A description of the Beaufort Sea State Scale. Image source: National Weather Service.

 

  1. Is this year the same as last year in terms of weather, sightings, and transect locations?

The short answer is no. Observed differences in marine mammal sightings in terms of both species diversity and number of animals between years can be normal. There are many potential explanatory variables, from differences in currents, upwelling strength, El Nino index levels, water temperatures, or, what was obvious in this case: sighting conditions. The weather in May 2019 varied greatly from that in May 2018. Last year, I observed for nearly every day because the Beaufort Sea State (BSS) was frequently less than a four. However, this year, more often than not, the BSS greater than or equal to five. A BSS of 5 equates to approximately 17-21 knots of breeze with 6-foot waves and the water appears to have many “white horses” or pronounced white caps with sea spray. Additionally, mechanical issue with winches delayed and altered our transect locations. Therefore, although multiple transects from May 2018 were also surveyed during May 2019, there were a few lines that do not have data for both cruises.

May 2018 with a BSS 1
May 2019 with a BSS 6

 

 

 

 

 

  1. Did you expect to see greater or fewer sightings (number and diversity)?

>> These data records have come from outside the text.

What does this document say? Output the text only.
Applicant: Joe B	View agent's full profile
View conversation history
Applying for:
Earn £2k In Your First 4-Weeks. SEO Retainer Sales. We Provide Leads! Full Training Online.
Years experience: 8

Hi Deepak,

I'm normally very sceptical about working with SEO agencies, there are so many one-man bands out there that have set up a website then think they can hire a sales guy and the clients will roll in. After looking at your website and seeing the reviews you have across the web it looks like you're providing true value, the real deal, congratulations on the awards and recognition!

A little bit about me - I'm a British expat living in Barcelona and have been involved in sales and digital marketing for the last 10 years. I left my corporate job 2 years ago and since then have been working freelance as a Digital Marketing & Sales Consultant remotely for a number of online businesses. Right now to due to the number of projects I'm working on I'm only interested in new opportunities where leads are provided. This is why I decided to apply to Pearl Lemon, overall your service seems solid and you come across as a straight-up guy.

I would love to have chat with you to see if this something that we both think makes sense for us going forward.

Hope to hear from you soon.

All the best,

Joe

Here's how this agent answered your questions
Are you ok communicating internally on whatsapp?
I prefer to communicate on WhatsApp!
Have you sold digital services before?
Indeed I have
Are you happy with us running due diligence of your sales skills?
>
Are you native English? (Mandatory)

Knowing that I had less favorable sighting conditions and less amount of effort observing this year, it is not surprising that I observed fewer marine mammals in total count and in species diversity. Even less surprising is that on the day with the best weather, where the BSS was less than a five, I recorded the most sightings with the highest species count. May 2018 felt a bit like a tropical vacation because we had surprisingly sunny days with mild winds, and during May 2019 we had some rough seas with gale force winds. Additionally, as an observer, I need to remove as much bias as possible. So, yes, I had hoped to see beaked whales or orca like I did in May 2018, but I was still pleasantly surprised when I spotted fin whales feeding in May 2019.

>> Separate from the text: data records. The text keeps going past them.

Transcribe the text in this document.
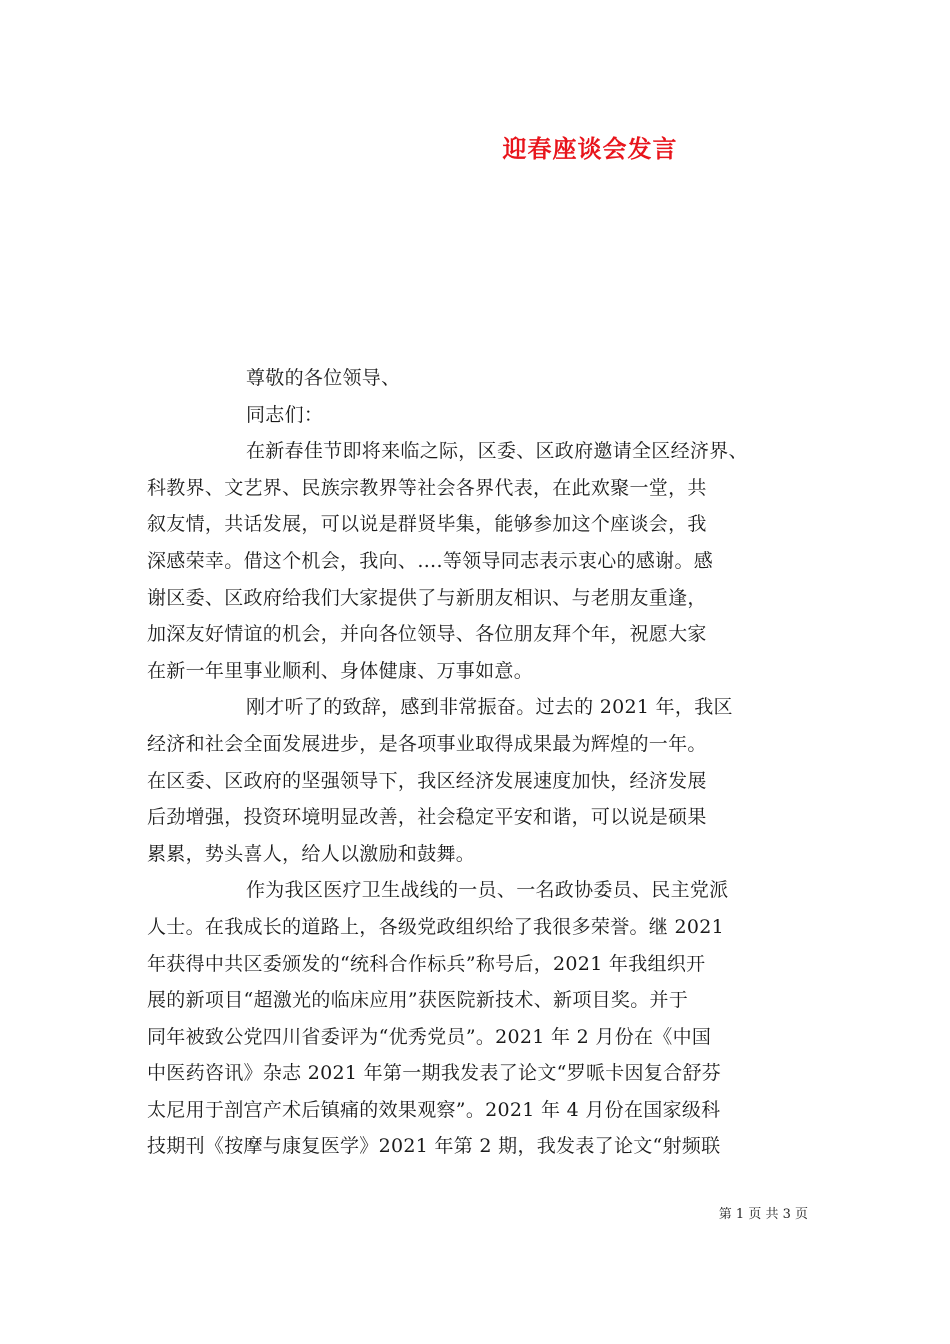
迎春座谈会发言

尊敬的各位领导、

同志们：

在新春佳节即将来临之际，区委、区政府邀请全区经济界、
科教界、文艺界、民族宗教界等社会各界代表，在此欢聚一堂，共
叙友情，共话发展，可以说是群贤毕集，能够参加这个座谈会，我
深感荣幸。借这个机会，我向、….等领导同志表示衷心的感谢。感
谢区委、区政府给我们大家提供了与新朋友相识、与老朋友重逢，
加深友好情谊的机会，并向各位领导、各位朋友拜个年，祝愿大家
在新一年里事业顺利、身体健康、万事如意。
刚才听了的致辞，感到非常振奋。过去的 2021 年，我区
经济和社会全面发展进步，是各项事业取得成果最为辉煌的一年。
在区委、区政府的坚强领导下，我区经济发展速度加快，经济发展
后劲增强，投资环境明显改善，社会稳定平安和谐，可以说是硕果
累累，势头喜人，给人以激励和鼓舞。
作为我区医疗卫生战线的一员、一名政协委员、民主党派
人士。在我成长的道路上，各级党政组织给了我很多荣誉。继 2021
年获得中共区委颁发的“统科合作标兵”称号后，2021 年我组织开
展的新项目“超激光的临床应用”获医院新技术、新项目奖。并于
同年被致公党四川省委评为“优秀党员”。2021 年 2 月份在《中国
中医药咨讯》杂志 2021 年第一期我发表了论文“罗哌卡因复合舒芬
太尼用于剖宫产术后镇痛的效果观察”。2021 年 4 月份在国家级科
技期刊《按摩与康复医学》2021 年第 2 期，我发表了论文“射频联
第 1 页 共 3 页
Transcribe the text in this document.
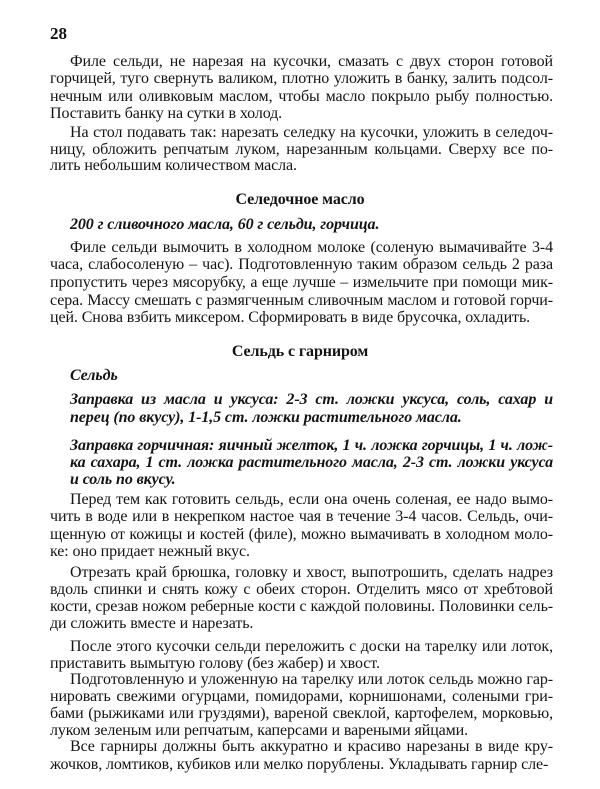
28
Филе сельди, не нарезая на кусочки, смазать с двух сторон готовой
горчицей, туго свернуть валиком, плотно уложить в банку, залить подсол-
нечным или оливковым маслом, чтобы масло покрыло рыбу полностью.
Поставить банку на сутки в холод.
На стол подавать так: нарезать селедку на кусочки, уложить в селедоч-
ницу, обложить репчатым луком, нарезанным кольцами. Сверху все по-
лить небольшим количеством масла.
Селедочное масло
200 г сливочного масла, 60 г сельди, горчица.
Филе сельди вымочить в холодном молоке (соленую вымачивайте 3-4
часа, слабосоленую – час). Подготовленную таким образом сельдь 2 раза
пропустить через мясорубку, а еще лучше – измельчите при помощи мик-
сера. Массу смешать с размягченным сливочным маслом и готовой горчи-
цей. Снова взбить миксером. Сформировать в виде брусочка, охладить.
Сельдь с гарниром
Сельдь
Заправка из масла и уксуса: 2-3 ст. ложки уксуса, соль, сахар и
перец (по вкусу), 1-1,5 ст. ложки растительного масла.
Заправка горчичная: яичный желток, 1 ч. ложка горчицы, 1 ч. лож-
ка сахара, 1 ст. ложка растительного масла, 2-3 ст. ложки уксуса
и соль по вкусу.
Перед тем как готовить сельдь, если она очень соленая, ее надо вымо-
чить в воде или в некрепком настое чая в течение 3-4 часов. Сельдь, очи-
щенную от кожицы и костей (филе), можно вымачивать в холодном моло-
ке: оно придает нежный вкус.
Отрезать край брюшка, головку и хвост, выпотрошить, сделать надрез
вдоль спинки и снять кожу с обеих сторон. Отделить мясо от хребтовой
кости, срезав ножом реберные кости с каждой половины. Половинки сель-
ди сложить вместе и нарезать.
После этого кусочки сельди переложить с доски на тарелку или лоток,
приставить вымытую голову (без жабер) и хвост.
Подготовленную и уложенную на тарелку или лоток сельдь можно гар-
нировать свежими огурцами, помидорами, корнишонами, солеными гри-
бами (рыжиками или груздями), вареной свеклой, картофелем, морковью,
луком зеленым или репчатым, каперсами и вареными яйцами.
Все гарниры должны быть аккуратно и красиво нарезаны в виде кру-
жочков, ломтиков, кубиков или мелко порублены. Укладывать гарнир сле-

Marine Mammal Species Number of Sightings
May 2018 May 2019
Humpback whale 31 6
Northern right whale dolphin 1 2
Pacific white-sided dolphin 3 6
UNID beaked whale 1 0
Cuvier’s beaked whale 1 0
Gray whale 4 1
Minke whale 1 1
Fin whale 4 1
Blue whale 1 0
Transient killer whale 1 0
Dall’s porpoise 2 0
Northern fur seal 1 0
California sea lion 0 1
Pacific white-sided dolphin. Image source: Alexa Kownacki

Standardization is a common theme. Observing between years on standard transects, at set speeds, in different conditions using standardized tools is critical to collecting high quality data that is comparable across different periods. Scientists constantly think about quality control. We look for trends and patterns, similarities and differences, but none of those could be understood without having standard metrics.

The entire science party aboard the R/V Shimada in May 2019, including a marine mammal scientist, phytoplankton scientists, zooplankton scientists, and fisheries scientists, and oceanographers. Image Source: Alexa Kownacki

Literature Cited:

1Oliver, John E. (2005). Encyclopedia of world climatology. Springer.